Un accidente laboral le quitó los brazos, pero no la esperanza y las ganas de seguir viviendo. En la actualidad Francisco Alvarado tiene 63 años de edad y lo que más anhela es abrazar a sus hijos.

Jueves 12 Enero 2017 | 15:00

Debido al percance que sufrió, solamente puede abrazarlos con el alma y el corazón.
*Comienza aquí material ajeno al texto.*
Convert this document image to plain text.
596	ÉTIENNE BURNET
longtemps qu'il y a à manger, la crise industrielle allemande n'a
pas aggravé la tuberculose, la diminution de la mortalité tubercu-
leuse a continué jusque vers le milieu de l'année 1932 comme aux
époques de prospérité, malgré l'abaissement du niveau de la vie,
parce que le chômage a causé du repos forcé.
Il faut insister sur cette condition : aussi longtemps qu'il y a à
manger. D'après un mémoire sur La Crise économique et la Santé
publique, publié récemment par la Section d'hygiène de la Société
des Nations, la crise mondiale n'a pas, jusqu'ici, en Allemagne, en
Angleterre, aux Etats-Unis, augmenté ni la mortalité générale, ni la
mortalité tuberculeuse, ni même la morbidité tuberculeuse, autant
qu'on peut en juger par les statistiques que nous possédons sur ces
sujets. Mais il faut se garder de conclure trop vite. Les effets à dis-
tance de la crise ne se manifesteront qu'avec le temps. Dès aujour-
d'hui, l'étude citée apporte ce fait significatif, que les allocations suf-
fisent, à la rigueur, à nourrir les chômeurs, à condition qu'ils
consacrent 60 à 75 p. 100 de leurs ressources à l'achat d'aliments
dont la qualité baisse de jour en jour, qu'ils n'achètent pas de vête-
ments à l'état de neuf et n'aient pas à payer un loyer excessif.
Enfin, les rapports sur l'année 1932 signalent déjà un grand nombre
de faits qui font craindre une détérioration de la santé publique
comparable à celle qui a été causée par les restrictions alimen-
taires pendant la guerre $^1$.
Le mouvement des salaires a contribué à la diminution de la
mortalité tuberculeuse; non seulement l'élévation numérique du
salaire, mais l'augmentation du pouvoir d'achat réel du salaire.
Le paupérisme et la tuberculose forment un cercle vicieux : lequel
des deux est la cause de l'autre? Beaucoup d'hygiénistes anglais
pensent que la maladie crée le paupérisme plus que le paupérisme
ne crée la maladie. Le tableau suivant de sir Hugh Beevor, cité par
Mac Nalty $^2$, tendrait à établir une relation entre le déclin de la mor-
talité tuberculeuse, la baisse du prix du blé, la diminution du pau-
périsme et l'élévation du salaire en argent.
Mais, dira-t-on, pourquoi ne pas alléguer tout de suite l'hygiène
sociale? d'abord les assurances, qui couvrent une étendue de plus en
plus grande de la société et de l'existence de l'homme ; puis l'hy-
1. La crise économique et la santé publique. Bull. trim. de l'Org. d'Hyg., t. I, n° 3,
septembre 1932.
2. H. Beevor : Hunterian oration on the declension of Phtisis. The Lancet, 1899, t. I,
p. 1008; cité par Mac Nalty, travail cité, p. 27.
Ana Mariscal cuenta que cuando recibió la noticia que su esposo estaba grave, actuó de manera inmediata para ayudarlo. El paciente fue trasladado al hospital del Seguro Social en Babahoyo,  posteriormente y debido a la complejidad en su salud, lo llevaron a Guayaquil.
Dolor. Ella no olvida el momento de angustia que vivió cuando lo vio por primera vez en el hospital. 
“Tenía los brazos destrozados, en el izquierdo se le veían parte de los huesos y en el derecho la piel estaba quemada”, recordó la mujer.
Un día normal de trabajo en la entonces Empresa Eléctrica de Babahoyo se convirtió en el peor de su vida.
Junto con su cuadrilla de labores, se desplazaron hasta la parroquia La Unión para reparar tres transformadores que habían sufrido averías.
“Ya habíamos desconectado los conductos principales de energía, todas las cajas negras estaban desconectadas, no había energía, pero cuando agarré un cable sentí la corriente, luego salí expulsado y me quedé colgado del poste porque usaba una correa de seguridad”, recordó.
Francisco reaccionó inmediatamente, miró a sus compañeros que lo observaban desde abajo, y su primera expresión fue: “Auxilio”.
Sobrevivió. Fueron 15 días los que Alvarado estuvo internado en estado grave, ya que  producto de la descarga sufrió daños internos.
A pesar del esfuerzo de los médicos por salvar sus extremidades superiores, ambas le fueron amputadas.
Desde aquel entonces él se tuvo que acostumbrar a su nueva vida. El empleo no lo perdió ya que siguió en la empresa como ayudante de seguridad hasta el 2011, pero ya no podía abrazar a sus hijos ni a su esposa.
Con el apoyo de ella y sus hijos ha podido salir adelante en los últimos 30 años.  Ellos han sido su soporte fundamental y le han ayudado con actividades cotidianas como bañarse, vestirse, ir al baño, comer y demás.
Vida. Este ciudadano babahoyense aconseja a los jóvenes, que “sigan trabajando y abracen a sus padres. Yo abrazo a mi familia, pero con el alma”, dijo.    
En la actualidad se dedica a pasear junto a su esposa y conversar con sus amigos.
Francisco se siente contento  y agradecido por la nueva oportunidad de vida que tuvo. Perdió sus brazos, pero nunca la ilusión de seguir viviendo.